Former Boca council candidate sues opponent over ‘defamatory’ mailer

A former Boca Raton City Council candidate is suing the opponent who defeated him, claiming a March campaign mail piece “defamed, smeared and denigrated” him and cost him the election.

Armand Grossman, a retired educator, filed a defamation suit against Councilwoman Monica Mayotte centered on a mail piece sent to Boca Raton voters two days before the March election.

The piece opens with the statement: “Armand Grossman was found guilty of defrauding over 4,000 individuals in a get-rich-quick scam he created.” It goes on to say Grossman set up a “phony real estate program” and, “The last thing Boca Raton needs is a scam artist on the city council.”

The piece cited a Florida Department of Business and Professional Regulation case against Grossman in 1999.

Grossman’s lawsuit claims he was never “found guilty” of any crimes, and didn’t set up a phony program.

“That obviously was a hugely derogatory flier, in which she stated I was found guilty of defrauding 4,000 people,” Grossman told The Post. “There were no criminal charges, no indictment.

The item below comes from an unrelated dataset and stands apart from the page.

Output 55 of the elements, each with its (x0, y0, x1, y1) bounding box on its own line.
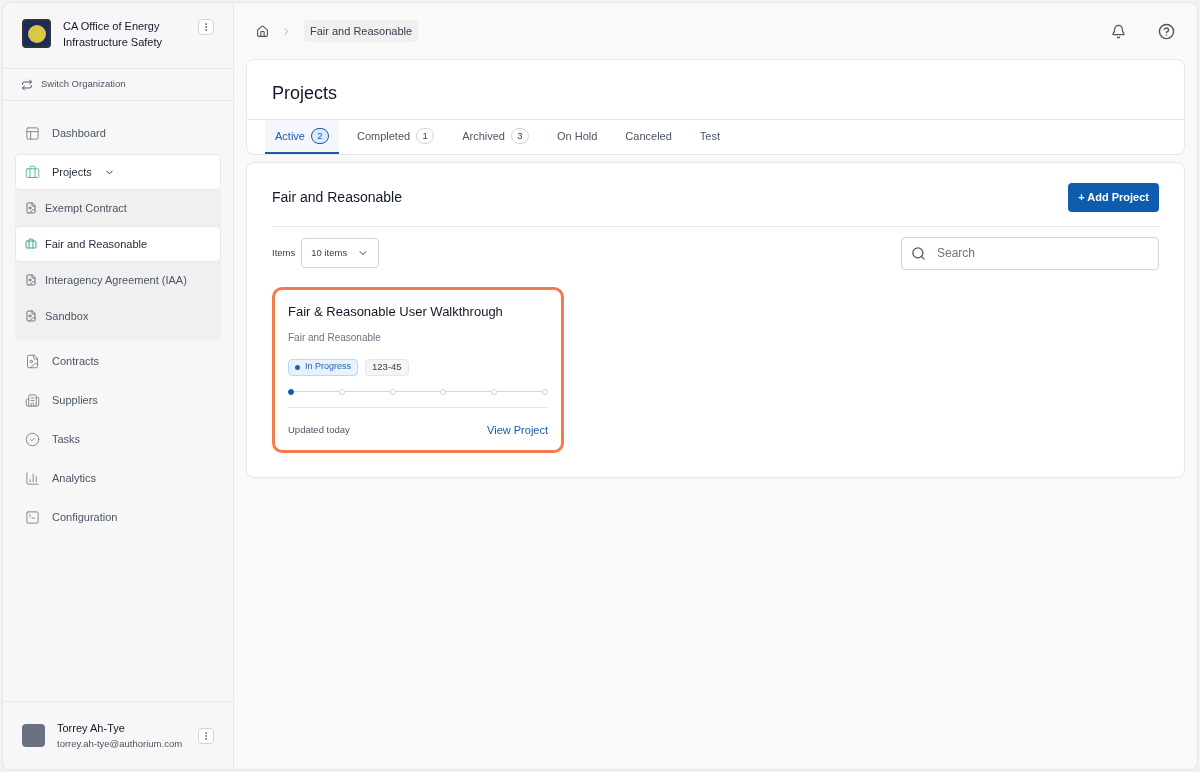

No such thing ever existed.”

Mayotte — an environmental sustainability consultant who received 67 percent of the vote in defeating Grossman in March — declined to comment on the details of the defamation suit, but said she is focused on carrying out her council duties.

“My former opponent’s record speaks for itself. My focus remains on the city of Boca Raton, and the job the overwhelming majority of voters elected me to do,” Mayotte wrote in a statement.

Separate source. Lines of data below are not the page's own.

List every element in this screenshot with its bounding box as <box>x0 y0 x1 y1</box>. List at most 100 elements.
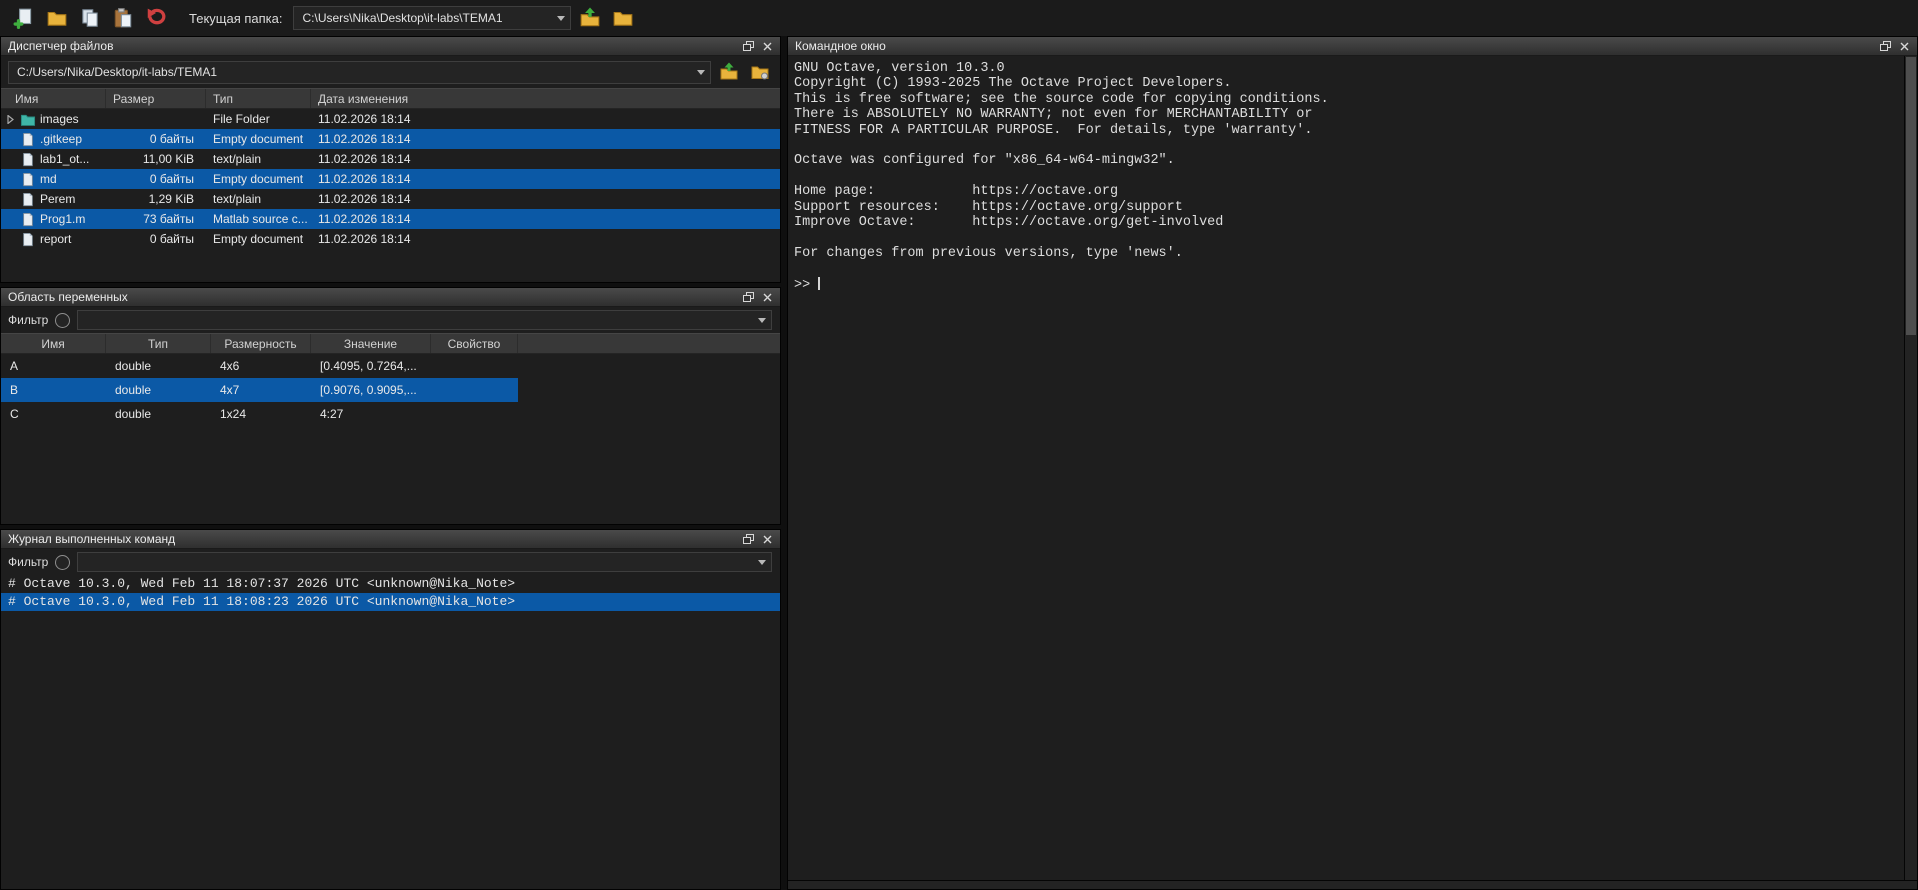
filter-label: Фильтр <box>8 313 48 327</box>
undock-icon[interactable] <box>739 289 758 305</box>
undock-icon[interactable] <box>739 531 758 547</box>
file-date: 11.02.2026 18:14 <box>311 132 780 146</box>
browse-folder-button[interactable] <box>609 4 637 32</box>
column-header-date[interactable]: Дата изменения <box>311 89 780 108</box>
terminal-line: Improve Octave: https://octave.org/get-i… <box>794 215 1898 230</box>
copy-icon <box>79 7 101 29</box>
file-date: 11.02.2026 18:14 <box>311 172 780 186</box>
open-folder-icon <box>46 7 68 29</box>
terminal-line: Octave was configured for "x86_64-w64-mi… <box>794 153 1898 168</box>
terminal-line <box>794 169 1898 184</box>
set-browser-folder-button[interactable] <box>747 60 773 84</box>
file-name: md <box>40 172 57 186</box>
chevron-down-icon <box>753 560 771 565</box>
copy-button[interactable] <box>76 4 104 32</box>
variable-row[interactable]: Bdouble4x7[0.9076, 0.9095,... <box>1 378 518 402</box>
prompt-line[interactable]: >> <box>794 277 1898 293</box>
file-browser-titlebar[interactable]: Диспетчер файлов <box>1 37 780 56</box>
filter-checkbox[interactable] <box>55 555 70 570</box>
history-entry[interactable]: # Octave 10.3.0, Wed Feb 11 18:08:23 202… <box>1 593 780 611</box>
file-row[interactable]: .gitkeep0 байтыEmpty document11.02.2026 … <box>1 129 780 149</box>
folder-icon <box>19 112 36 127</box>
close-icon[interactable] <box>758 531 777 547</box>
terminal-line: This is free software; see the source co… <box>794 92 1898 107</box>
column-header-name[interactable]: Имя <box>1 89 106 108</box>
file-icon <box>19 172 36 187</box>
close-icon[interactable] <box>758 289 777 305</box>
column-header-value[interactable]: Значение <box>311 334 431 353</box>
browser-path-combobox[interactable]: C:/Users/Nika/Desktop/it-labs/TEMA1 <box>8 61 711 84</box>
workspace-table-header: Имя Тип Размерность Значение Свойство <box>1 333 780 354</box>
workspace-panel: Область переменных Фильтр <box>0 287 781 525</box>
file-name: report <box>40 232 71 246</box>
column-header-attribute[interactable]: Свойство <box>431 334 518 353</box>
new-script-button[interactable] <box>10 4 38 32</box>
scrollbar-thumb[interactable] <box>1906 57 1916 335</box>
terminal-line: For changes from previous versions, type… <box>794 246 1898 261</box>
horizontal-scrollbar[interactable] <box>788 880 1917 889</box>
variable-row[interactable]: Adouble4x6[0.4095, 0.7264,... <box>1 354 518 378</box>
history-entry[interactable]: # Octave 10.3.0, Wed Feb 11 18:07:37 202… <box>1 575 780 593</box>
workspace-titlebar[interactable]: Область переменных <box>1 288 780 307</box>
file-row[interactable]: Prog1.m73 байтыMatlab source c...11.02.2… <box>1 209 780 229</box>
undock-icon[interactable] <box>1876 38 1895 54</box>
column-header-dimension[interactable]: Размерность <box>211 334 311 353</box>
file-browser-panel: Диспетчер файлов C:/Users/Nika/Desktop/i… <box>0 36 781 283</box>
current-folder-combobox[interactable]: C:\Users\Nika\Desktop\it-labs\TEMA1 <box>293 6 571 30</box>
paste-button[interactable] <box>109 4 137 32</box>
file-row[interactable]: md0 байтыEmpty document11.02.2026 18:14 <box>1 169 780 189</box>
current-folder-label: Текущая папка: <box>189 11 282 26</box>
command-window-panel: Командное окно GNU Octave, version 10.3.… <box>787 36 1918 890</box>
open-file-button[interactable] <box>43 4 71 32</box>
variable-dim: 4x6 <box>211 359 311 373</box>
variable-value: 4:27 <box>311 407 431 421</box>
terminal-line <box>794 230 1898 245</box>
workspace-rows: Adouble4x6[0.4095, 0.7264,...Bdouble4x7[… <box>1 354 780 524</box>
vertical-scrollbar[interactable] <box>1904 56 1917 880</box>
file-name-cell: lab1_ot... <box>1 152 106 167</box>
history-filter-row: Фильтр <box>1 549 780 575</box>
column-header-size[interactable]: Размер <box>106 89 206 108</box>
prompt-symbol: >> <box>794 278 818 293</box>
file-row[interactable]: Perem1,29 KiBtext/plain11.02.2026 18:14 <box>1 189 780 209</box>
column-header-type[interactable]: Тип <box>106 334 211 353</box>
panel-title: Диспетчер файлов <box>8 39 739 53</box>
file-size: 73 байты <box>106 212 206 226</box>
octave-main-window: Текущая папка: C:\Users\Nika\Desktop\it-… <box>0 0 1918 890</box>
file-name-cell: Perem <box>1 192 106 207</box>
file-row[interactable]: lab1_ot...11,00 KiBtext/plain11.02.2026 … <box>1 149 780 169</box>
file-browser-path-row: C:/Users/Nika/Desktop/it-labs/TEMA1 <box>1 56 780 88</box>
text-cursor <box>818 277 820 290</box>
folder-up-icon <box>719 62 739 82</box>
command-window-titlebar[interactable]: Командное окно <box>788 37 1917 56</box>
column-header-filler <box>518 334 780 353</box>
left-column: Диспетчер файлов C:/Users/Nika/Desktop/i… <box>0 36 781 890</box>
variable-name: C <box>1 407 106 421</box>
file-date: 11.02.2026 18:14 <box>311 112 780 126</box>
variable-row[interactable]: Cdouble1x244:27 <box>1 402 518 426</box>
folder-up-button[interactable] <box>576 4 604 32</box>
file-row[interactable]: imagesFile Folder11.02.2026 18:14 <box>1 109 780 129</box>
file-type: Matlab source c... <box>206 212 311 226</box>
file-size: 1,29 KiB <box>106 192 206 206</box>
column-header-type[interactable]: Тип <box>206 89 311 108</box>
variable-type: double <box>106 407 211 421</box>
terminal-line: FITNESS FOR A PARTICULAR PURPOSE. For de… <box>794 123 1898 138</box>
filter-combobox[interactable] <box>77 552 772 572</box>
file-type: Empty document <box>206 232 311 246</box>
undo-icon <box>145 7 167 29</box>
folder-action-icon <box>750 62 770 82</box>
folder-up-button[interactable] <box>716 60 742 84</box>
command-output[interactable]: GNU Octave, version 10.3.0Copyright (C) … <box>788 56 1904 880</box>
file-row[interactable]: report0 байтыEmpty document11.02.2026 18… <box>1 229 780 249</box>
filter-combobox[interactable] <box>77 310 772 330</box>
column-header-name[interactable]: Имя <box>1 334 106 353</box>
expand-chevron-icon[interactable] <box>5 115 15 124</box>
close-icon[interactable] <box>758 38 777 54</box>
close-icon[interactable] <box>1895 38 1914 54</box>
file-name-cell: md <box>1 172 106 187</box>
undo-button[interactable] <box>142 4 170 32</box>
undock-icon[interactable] <box>739 38 758 54</box>
filter-checkbox[interactable] <box>55 313 70 328</box>
command-history-titlebar[interactable]: Журнал выполненных команд <box>1 530 780 549</box>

Richard Giorgio, Mayotte’s campaign consultant who created the mail piece approved by Mayotte, said the piece directly quoted the 1999 case against Grossman.

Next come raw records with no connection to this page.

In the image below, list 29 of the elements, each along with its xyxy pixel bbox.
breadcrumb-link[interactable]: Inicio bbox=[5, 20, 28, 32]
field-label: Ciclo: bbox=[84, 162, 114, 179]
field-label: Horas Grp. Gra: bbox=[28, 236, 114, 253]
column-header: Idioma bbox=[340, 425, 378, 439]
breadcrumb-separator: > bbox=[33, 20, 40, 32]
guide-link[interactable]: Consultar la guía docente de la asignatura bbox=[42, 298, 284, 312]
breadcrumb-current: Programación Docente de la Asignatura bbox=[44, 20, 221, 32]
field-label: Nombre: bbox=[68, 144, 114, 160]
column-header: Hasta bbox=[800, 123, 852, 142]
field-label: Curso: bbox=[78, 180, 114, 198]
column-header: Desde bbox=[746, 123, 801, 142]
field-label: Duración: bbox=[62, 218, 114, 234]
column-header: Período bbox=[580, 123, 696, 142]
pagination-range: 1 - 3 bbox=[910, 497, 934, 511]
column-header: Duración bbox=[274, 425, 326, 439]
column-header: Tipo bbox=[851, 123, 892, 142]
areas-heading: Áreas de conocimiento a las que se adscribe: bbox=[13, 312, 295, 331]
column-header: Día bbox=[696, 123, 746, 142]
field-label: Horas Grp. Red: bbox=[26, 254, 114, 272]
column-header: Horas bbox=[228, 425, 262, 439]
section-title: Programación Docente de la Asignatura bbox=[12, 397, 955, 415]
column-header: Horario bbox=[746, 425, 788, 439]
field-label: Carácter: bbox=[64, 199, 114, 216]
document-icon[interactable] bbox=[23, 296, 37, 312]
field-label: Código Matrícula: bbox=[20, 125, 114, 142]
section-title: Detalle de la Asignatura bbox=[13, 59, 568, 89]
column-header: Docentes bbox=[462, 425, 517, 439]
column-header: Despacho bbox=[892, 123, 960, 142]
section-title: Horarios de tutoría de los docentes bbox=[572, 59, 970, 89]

“Everything in the mail piece is accurate. In fact, the actual circumstances of what happened are far worse than what was in the mail piece,” Giorgio said. “I’m surprised that he would even want to bring this subject up.”

The 1999 case, filed by the Florida Real Estate Commission, accused Grossman and his business of fraud, operating under a trade name without notifying the state, employing unlicensed real estate salespeople and fraudulently advertising services. Grossman settled the case a year later. He neither admitted nor denied the allegations, and was told to pay a $500 fine and take a 30-hour real estate broker management course, and was placed on six-month probation.

The state’s administrative complaint described a seminar Grossman set up in which members paid $1,000 to participate. The members would then identify a real estate property to sell, and Grossman’s “counselors” would find investors or buyers for the property, according to state records.

As of April 1997, more than 4,000 people were paid members of the program. None of the members had closed transactions , however, state investigators wrote in the complaint.

One count in the 1999 complaint says Grossman “is guilty of fraud, misrepresentation, concealment, false pretenses, dishonest dealing by trick, scheme or device, culpable negligence, or breach of trust.” The settlement a year later makes no mention of guilt or liability, however.

The 1999 complaint was the document quoted in Mayotte’s campaign mailer saying Grossman was “found guilty,” Giorgio said.

“They found him guilty,” he said. “That’s where the words come from. It’s in the state’s findings.”

Grossman, who received a copy of the mail piece at his home two days before the election, said he was shocked to see the “misleading” mailer.

“I wasn’t sure how to react,” he said.

He said it cost him the election.

“I had people call me to say voters thought I had served time in federal prison,” he said.

Grossman, who is represented by Boca Raton attorney David Shiner, is suing for damages in excess of $15,000. While the lawsuit makes no mention of the validity of Mayotte’s March victory, Grossman called it into question without specifically saying whether or not he aims to see her removed from office.

“That’s up to the public, but what if we had sent out a mailer and defamed her with totally false allegations?” he said. “Such a campaign is derogatory and besmirches the leadership of a world-class city.”

Giorgio said Mayotte earned her seat without question.

“Monica ran a very hard and positive campaign,” Giorgio said. “She was as resident-friendly candidate. Voters appreciated that about her and that’s why she won.”

The March election wasn’t the first time Grossman’s 1999 case haunted his political ambitions. Grossman briefly ran for council in 2015 against now-Councilman Jeremy Rodgers and attorney Frank Chapman.

Before the city’s qualifying period even ended, a website and mail piece attacking Grossman based on the same Florida Real Estate Commission case were released. Grossman withdrew from the race shortly afterward.

The website,, called Grossman a “slick-talker” and described the fraud charges. The site was created by political committee Floridians for Integrity in Government, founded by consultant Todd Richardson, according to state records.

Shortly before the March election, the website was converted from an attack piece — documented in website screenshots and media reports in 2015 — to Grossman’s campaign website, still active today. Grossman hired Richardson to run his 2018 campaign.